The good news is that the stewards have rejected the protests against the diffusers, which use a loophole in the regulations, of Brawn GP, Williams and Toyota. That means that the cars can race as they are and we will get the chance to see whether the Brawn BGP 001 really is as quick as we (and all the other teams) thought.

Brawn BGP 001
Unfortunately, it also means that the protesting teams (Renault, Red Bull and Ferrari) are appealing against the decision and we will have to wait until the FIA International Court of Appeal meets to discuss the matter before having a final ruling. That cannot happen before the Malaysian GP and, in the meantime, the results of the early races will be provisional.
It is a shame that the matter was not dealt with by the FIA giving a definitive ruling when the diffusers were first queried. Theories abound that the FIA has deliberately delayed the decision-making protest in the hope that the fuss would split the unity of FOTA but that is the way it has been handled and the sport must live with a long wait before a final decision is made.
In the meantime, you can bet that the protesting teams and the rest will be designing diffusers similar to the controversial ones, just in case the appeal fails. Of the teams that have the loophole diffuser already, Toyota is said to be ready with alternatives should the device be ruled out. Brawn GP and Williams may find it more difficult to fit such potentially wasteful expenditure into their budgets.
BMW, whose protest was thrown out on a technicality, may be in the worst position, Dr Mario Theissen having already said that the design of their car's gearbox makes it impossible for a loophole diffuser to be fitted. And McLaren are sitting quietly while, no doubt, their designers are working flat out on loophole diffusers of their own; the device could solve a lot of their car's problems with airflow at the rear, after all.
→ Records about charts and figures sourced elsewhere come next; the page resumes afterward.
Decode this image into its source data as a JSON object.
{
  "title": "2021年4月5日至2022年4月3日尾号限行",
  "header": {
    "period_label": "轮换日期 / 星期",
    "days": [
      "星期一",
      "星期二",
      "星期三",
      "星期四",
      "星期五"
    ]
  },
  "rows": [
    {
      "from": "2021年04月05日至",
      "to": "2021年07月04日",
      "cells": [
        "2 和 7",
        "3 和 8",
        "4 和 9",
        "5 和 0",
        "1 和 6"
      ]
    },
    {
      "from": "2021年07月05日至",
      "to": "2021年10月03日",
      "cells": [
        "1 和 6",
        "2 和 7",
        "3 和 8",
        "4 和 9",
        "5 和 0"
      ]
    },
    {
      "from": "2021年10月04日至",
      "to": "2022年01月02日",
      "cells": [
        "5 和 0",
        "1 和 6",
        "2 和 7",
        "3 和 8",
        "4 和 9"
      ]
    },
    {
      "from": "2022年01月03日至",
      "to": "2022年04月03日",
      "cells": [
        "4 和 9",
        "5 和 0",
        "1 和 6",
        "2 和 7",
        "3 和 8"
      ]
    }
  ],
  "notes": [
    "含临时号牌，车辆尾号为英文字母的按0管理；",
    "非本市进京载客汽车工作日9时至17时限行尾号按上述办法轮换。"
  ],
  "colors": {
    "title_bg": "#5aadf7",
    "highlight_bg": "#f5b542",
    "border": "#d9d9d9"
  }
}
Even as a BMW supporter, I have to say that the diffuser should be accepted as legal. Clearly, it does not contravene the regulations and the protests against it could do little but complain that it breaks the "spirit" of the rule. That is obviously irrelevant, since it is not up to the designers to consider the spirit or intent of a rule - all they can do is make sure that their design is within the letter of the law. If the lawmakers have not been clear enough in writing the rules and have left loopholes, the designers have to exploit such deficiencies.
That is what F1 is all about, after all - designers have always found a way to beat the legislators and, hopefully, they always will. Most of the advances made in the design of the cars are the result of some clever engineer spotting a loophole and using it to make his car faster; the rest follow. Take a look at a modern F1 car and previous loophole designs are evident everywhere. The raised nose, for instance, the extended floor to create the splitter, Ferrari's hole in the nose last year, all are the result of designers seeing beyond the regulations and creating solutions that the lawmakers did not foresee.
With the present threat of standardization looming over the sport, the inventiveness of the engineers becomes doubly important. Were they not to find the loopholes and exploit them, F1 would already be a formula in which the cars are all the same and no creative ideas would flow from racing into the world of production cars.
New solutions will also bring protests, of course; the teams without the innovation are bound to be annoyed that their designers were not the first to spot the loophole. Sometimes designs can go beyond the letter of the law and then they can be defined as cheating, in which case it is only right that the protest should succeed. But, when the law fails to cover an area exploited by a designer, the team should benefit from his greater ingenuity and the protest fail. If the FIA considers that the spirit of a law is being broken, the only recourse should be to tighten the regulation at the end of the season.
So I think that justice has been done - so far. I am not so naive as to think that the Court of Appeal will see it my way and we may yet be in for a summer of appeals and counter appeals. That may suit the FIA as it seeks to disrupt the harmony of the teams' alliance, FOTA, and I can only hope that the teams heed the words of Red Bull manager, Christian Horner:
This is a sporting and competitive issue, it's nothing personal against the teams, it's simply looking to clarify regulations and our interpretations and others has been different.